Beth Ann Sanchez, Peña’s former partner, and community organizer Shirley Romero-Otero both testified to Peña’s penchant for lashing out at people – namely women – and testified that Lucero’s firing by Peña was unjust.
Sanchez spent five hours on the witness stand recounting how she and Peña worked on the Colorado Health Foundation grant and the growing pains that ensued for the small nonprofit once the major grant was awarded in December 2021.
Sanchez credited Peña for creating a “beautiful vision” for what the San Luis Peoples Market could become and the effort to bring young farmers into the mix to grow and sell fresh foods through the store.
Key to the project was Lucero and her knowledge around the indigenous food movement, along with Romero-Otero and her ability to organize. Sanchez testified the goal was to create a worker-owned cooperative model that valued mutual respect and accountability to one another.
But Peña’s “incredibly abusive burst of anger” and his “chaotic” “dictatorial” “knee-jerk” “humiliating” style undermined the working relationships, she said.
“I think we all tried,” said Sanchez in recounting the intentions of The Acequia Institute once it landed the Colorado Health Foundation grant. “The one person in this room who cared about healing as a way of being was Addelina Lucero.”
As she spoke, Peña and Lucero, sitting at separate tables on different ends of the courtroom, wiped away tears.
Shirley Romero-Otero carried the same presence on the witness stand as she does wherever she speaks and appears – firm in her words and convictions. She said she was invited by Peña to join the project because of her background as a seasoned community organizer and joined The Acequia Institute board in 2019.

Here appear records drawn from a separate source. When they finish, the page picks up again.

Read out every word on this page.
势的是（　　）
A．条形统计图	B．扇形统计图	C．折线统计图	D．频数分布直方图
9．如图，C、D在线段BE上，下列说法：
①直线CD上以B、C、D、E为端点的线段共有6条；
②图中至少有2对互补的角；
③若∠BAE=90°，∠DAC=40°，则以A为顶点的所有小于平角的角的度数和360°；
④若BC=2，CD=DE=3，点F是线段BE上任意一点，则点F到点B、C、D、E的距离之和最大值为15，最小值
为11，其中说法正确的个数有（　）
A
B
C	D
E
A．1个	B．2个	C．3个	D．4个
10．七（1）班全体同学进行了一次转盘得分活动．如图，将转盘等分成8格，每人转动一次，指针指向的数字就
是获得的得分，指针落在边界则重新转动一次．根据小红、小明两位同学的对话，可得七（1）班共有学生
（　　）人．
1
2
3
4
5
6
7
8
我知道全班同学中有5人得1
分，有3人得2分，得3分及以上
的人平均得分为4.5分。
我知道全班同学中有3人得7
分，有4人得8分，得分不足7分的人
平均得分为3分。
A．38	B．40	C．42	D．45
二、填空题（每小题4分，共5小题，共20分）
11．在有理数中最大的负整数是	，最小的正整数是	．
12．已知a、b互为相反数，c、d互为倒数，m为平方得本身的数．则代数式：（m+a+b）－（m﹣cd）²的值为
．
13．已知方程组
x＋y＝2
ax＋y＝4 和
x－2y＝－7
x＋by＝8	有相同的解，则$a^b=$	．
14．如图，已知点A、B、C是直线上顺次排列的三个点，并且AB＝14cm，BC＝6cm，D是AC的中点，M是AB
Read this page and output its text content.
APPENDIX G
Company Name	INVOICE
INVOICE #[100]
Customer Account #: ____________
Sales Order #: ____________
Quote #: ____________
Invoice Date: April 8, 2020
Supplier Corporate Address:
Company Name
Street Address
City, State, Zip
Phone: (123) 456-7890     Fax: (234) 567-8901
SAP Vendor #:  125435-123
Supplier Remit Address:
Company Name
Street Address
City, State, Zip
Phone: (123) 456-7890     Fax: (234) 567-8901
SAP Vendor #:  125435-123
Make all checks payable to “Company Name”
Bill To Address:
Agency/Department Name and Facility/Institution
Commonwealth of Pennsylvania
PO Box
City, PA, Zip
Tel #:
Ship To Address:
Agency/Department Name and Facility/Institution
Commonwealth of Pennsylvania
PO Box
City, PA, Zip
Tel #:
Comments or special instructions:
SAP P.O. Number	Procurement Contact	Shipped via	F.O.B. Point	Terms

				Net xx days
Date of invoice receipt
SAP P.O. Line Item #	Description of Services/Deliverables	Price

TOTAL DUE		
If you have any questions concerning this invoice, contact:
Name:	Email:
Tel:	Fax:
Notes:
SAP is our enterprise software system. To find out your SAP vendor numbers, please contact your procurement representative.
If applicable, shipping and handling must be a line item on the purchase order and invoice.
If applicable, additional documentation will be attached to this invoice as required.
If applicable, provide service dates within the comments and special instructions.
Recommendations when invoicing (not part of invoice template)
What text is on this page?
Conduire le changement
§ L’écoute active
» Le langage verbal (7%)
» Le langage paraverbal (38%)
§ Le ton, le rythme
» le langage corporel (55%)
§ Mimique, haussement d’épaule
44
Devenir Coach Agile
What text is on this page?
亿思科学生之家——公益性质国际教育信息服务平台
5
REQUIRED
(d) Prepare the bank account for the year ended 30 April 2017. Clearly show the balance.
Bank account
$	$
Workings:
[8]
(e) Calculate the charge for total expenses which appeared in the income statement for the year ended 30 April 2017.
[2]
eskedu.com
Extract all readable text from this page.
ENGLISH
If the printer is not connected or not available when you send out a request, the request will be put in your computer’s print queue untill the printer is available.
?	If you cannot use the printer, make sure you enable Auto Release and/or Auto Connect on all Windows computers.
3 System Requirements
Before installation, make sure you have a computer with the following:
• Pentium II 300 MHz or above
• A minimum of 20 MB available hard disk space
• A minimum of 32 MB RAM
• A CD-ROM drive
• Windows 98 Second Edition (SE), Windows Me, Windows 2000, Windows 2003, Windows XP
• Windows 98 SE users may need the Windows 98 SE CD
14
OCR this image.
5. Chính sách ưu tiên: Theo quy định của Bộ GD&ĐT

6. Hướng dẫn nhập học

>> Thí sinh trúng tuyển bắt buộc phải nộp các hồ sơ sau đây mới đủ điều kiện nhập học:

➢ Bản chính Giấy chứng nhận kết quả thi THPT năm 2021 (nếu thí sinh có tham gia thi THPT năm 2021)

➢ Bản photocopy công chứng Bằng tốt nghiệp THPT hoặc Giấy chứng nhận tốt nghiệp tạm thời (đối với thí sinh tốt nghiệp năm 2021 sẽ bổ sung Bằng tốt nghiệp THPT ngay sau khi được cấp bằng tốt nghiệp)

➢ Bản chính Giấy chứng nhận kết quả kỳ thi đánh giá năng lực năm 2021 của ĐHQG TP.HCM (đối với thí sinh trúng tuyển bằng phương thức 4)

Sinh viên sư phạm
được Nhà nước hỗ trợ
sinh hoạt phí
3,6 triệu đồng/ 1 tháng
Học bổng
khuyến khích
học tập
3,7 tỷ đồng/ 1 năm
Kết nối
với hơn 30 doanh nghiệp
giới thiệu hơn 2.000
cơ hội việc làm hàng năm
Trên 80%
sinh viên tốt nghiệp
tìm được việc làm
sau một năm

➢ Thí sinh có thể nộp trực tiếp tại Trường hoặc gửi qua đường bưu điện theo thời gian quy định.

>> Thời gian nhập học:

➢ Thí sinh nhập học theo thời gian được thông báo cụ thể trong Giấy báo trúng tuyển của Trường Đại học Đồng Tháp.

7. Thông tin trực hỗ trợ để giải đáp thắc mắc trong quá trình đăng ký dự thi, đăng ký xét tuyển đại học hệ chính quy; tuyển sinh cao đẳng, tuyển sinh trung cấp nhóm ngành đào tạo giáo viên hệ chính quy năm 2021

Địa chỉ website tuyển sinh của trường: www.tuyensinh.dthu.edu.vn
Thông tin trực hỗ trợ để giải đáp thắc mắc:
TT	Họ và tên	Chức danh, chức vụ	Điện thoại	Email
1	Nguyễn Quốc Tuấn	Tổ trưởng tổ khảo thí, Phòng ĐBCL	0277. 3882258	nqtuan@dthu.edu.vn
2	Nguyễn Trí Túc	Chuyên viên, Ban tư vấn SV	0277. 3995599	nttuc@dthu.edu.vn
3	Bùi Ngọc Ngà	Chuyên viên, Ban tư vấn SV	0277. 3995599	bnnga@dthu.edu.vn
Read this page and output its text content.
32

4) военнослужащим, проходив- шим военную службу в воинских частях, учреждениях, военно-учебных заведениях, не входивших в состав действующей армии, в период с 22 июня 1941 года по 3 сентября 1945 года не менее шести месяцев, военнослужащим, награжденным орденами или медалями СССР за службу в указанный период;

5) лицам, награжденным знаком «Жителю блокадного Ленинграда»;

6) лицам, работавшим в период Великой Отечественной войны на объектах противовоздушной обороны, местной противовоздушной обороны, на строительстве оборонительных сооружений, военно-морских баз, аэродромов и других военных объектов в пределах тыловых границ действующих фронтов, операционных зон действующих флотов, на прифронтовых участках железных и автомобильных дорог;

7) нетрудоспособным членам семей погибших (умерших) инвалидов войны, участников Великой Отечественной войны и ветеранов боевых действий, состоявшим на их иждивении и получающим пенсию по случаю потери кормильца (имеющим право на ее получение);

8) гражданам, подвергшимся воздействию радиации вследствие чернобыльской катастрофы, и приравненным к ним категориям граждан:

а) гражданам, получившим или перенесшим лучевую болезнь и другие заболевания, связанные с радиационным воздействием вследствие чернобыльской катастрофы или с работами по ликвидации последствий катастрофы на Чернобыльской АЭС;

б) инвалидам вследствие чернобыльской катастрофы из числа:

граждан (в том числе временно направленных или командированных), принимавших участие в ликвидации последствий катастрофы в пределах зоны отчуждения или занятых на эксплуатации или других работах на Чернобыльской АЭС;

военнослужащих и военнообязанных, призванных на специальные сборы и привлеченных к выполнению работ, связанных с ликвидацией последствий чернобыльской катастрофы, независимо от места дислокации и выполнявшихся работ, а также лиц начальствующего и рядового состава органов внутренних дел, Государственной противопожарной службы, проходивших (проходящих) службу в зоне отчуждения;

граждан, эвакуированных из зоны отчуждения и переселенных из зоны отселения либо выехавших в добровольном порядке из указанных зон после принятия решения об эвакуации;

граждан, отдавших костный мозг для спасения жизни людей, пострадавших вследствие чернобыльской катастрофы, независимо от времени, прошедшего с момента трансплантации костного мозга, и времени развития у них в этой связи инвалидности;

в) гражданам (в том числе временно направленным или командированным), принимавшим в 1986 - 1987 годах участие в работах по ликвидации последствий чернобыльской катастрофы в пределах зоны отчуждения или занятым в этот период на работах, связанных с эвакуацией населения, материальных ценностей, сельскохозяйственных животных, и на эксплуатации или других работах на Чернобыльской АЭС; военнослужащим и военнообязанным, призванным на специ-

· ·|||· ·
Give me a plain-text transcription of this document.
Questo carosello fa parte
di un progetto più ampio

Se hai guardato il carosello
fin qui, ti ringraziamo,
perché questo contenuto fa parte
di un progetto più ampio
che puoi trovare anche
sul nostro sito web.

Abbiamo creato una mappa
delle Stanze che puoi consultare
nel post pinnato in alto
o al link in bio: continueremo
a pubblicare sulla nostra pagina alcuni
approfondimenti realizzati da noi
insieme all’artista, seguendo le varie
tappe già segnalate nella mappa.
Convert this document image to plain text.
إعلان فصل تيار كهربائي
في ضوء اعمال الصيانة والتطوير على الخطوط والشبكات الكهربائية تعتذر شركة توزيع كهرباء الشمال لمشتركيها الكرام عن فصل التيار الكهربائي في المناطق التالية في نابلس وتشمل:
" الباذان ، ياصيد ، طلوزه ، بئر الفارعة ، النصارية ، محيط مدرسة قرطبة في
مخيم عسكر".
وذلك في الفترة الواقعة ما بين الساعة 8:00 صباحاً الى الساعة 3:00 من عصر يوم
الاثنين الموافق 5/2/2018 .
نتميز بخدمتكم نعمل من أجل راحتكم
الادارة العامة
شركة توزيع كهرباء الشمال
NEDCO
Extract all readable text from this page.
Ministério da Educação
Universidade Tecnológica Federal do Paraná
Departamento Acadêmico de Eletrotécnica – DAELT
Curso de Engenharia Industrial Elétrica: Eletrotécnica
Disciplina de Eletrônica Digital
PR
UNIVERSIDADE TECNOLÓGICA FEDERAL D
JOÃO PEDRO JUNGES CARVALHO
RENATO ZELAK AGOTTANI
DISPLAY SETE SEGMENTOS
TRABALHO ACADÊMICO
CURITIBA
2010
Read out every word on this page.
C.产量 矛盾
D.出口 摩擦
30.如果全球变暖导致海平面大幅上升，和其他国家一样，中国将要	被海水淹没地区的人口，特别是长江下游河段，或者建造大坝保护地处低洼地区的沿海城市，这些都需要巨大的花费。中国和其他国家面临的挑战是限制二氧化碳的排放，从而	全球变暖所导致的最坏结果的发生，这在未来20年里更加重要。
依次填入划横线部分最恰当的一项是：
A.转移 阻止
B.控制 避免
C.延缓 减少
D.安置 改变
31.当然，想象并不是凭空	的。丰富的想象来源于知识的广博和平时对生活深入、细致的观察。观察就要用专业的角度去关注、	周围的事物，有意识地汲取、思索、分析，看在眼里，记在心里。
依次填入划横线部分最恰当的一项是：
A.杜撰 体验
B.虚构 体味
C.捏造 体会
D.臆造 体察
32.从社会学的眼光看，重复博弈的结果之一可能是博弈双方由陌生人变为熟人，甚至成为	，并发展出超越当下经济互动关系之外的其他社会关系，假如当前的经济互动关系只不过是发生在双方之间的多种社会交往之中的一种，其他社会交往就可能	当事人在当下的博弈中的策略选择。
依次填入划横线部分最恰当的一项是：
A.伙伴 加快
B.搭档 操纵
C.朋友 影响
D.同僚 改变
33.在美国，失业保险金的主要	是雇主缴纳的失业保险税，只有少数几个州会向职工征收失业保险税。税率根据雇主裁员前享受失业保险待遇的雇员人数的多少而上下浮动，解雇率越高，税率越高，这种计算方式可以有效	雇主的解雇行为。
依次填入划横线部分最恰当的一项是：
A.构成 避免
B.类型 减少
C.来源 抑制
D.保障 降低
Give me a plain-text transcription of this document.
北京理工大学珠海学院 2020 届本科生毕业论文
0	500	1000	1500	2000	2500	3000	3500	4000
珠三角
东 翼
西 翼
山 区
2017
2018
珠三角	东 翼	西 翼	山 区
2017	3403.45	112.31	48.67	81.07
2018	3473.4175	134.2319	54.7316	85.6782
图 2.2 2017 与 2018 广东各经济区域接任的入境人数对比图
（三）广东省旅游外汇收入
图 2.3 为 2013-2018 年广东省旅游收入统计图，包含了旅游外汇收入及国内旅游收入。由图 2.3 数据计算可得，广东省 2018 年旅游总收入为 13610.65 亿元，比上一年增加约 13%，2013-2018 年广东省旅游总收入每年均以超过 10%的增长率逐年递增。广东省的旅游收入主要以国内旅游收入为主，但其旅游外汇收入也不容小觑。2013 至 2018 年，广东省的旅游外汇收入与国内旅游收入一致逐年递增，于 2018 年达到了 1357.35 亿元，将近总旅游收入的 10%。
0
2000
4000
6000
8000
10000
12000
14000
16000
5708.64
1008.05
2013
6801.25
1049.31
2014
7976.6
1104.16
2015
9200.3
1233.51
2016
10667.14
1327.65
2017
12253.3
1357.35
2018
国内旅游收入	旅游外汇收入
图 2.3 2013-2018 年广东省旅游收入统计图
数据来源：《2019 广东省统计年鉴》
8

Like Sanchez, Romero-Otero recounted the time spent preparing the grant and the enthusiasm she had for the work, and then the months after the grant was awarded and the chaos that followed.
“I believed in the project. I still believe in the project,” she said.
Of Peña, she said, “I knew he needed my connections, my skills, my expertise to make this project happen. In hindsight, I realized he used me for my skills and connections. He abused me because I knew more than him.”
A series of emails between The Acequia Institute board members and staff, which included Lucero, shed light on the events that led up to a July 5, 2022, staff meeting, where Peña blew up at Lucero and fired her 10 days later through a termination letter issued on July 15.
Sanchez testified that she and other board members agreed to support Peña’s decision to fire Lucero because she felt obligated to Peña to do so. “I was also his romantic partner and I wanted to be supportive of the decision he made,” she said.
She testified that she put together a list of items that could support the firing and signed the termination letter sent to Lucero.
“I felt compelled and felt convinced of Devon’s sense of being offended by an insubordinate,” Sanchez said. “I wish I would have said, ‘Can we have power with each other rather than power over each other?’”
One of the six jurors deciding the case submitted a question during Sanchez’s testimony asking if Lucero was provided with an employment contract and an outline of her job prior to her employment with The Acequia Institute.
Sanchez testified Lucero was not given an employment contract ahead of time, and in fact Lucero outlined her own contract and job description after she was hired, indicating the fluid nature of the operations once the Colorado Health Foundation grant was awarded.
The civil trial resumes Thursday at the Costilla County Courthouse.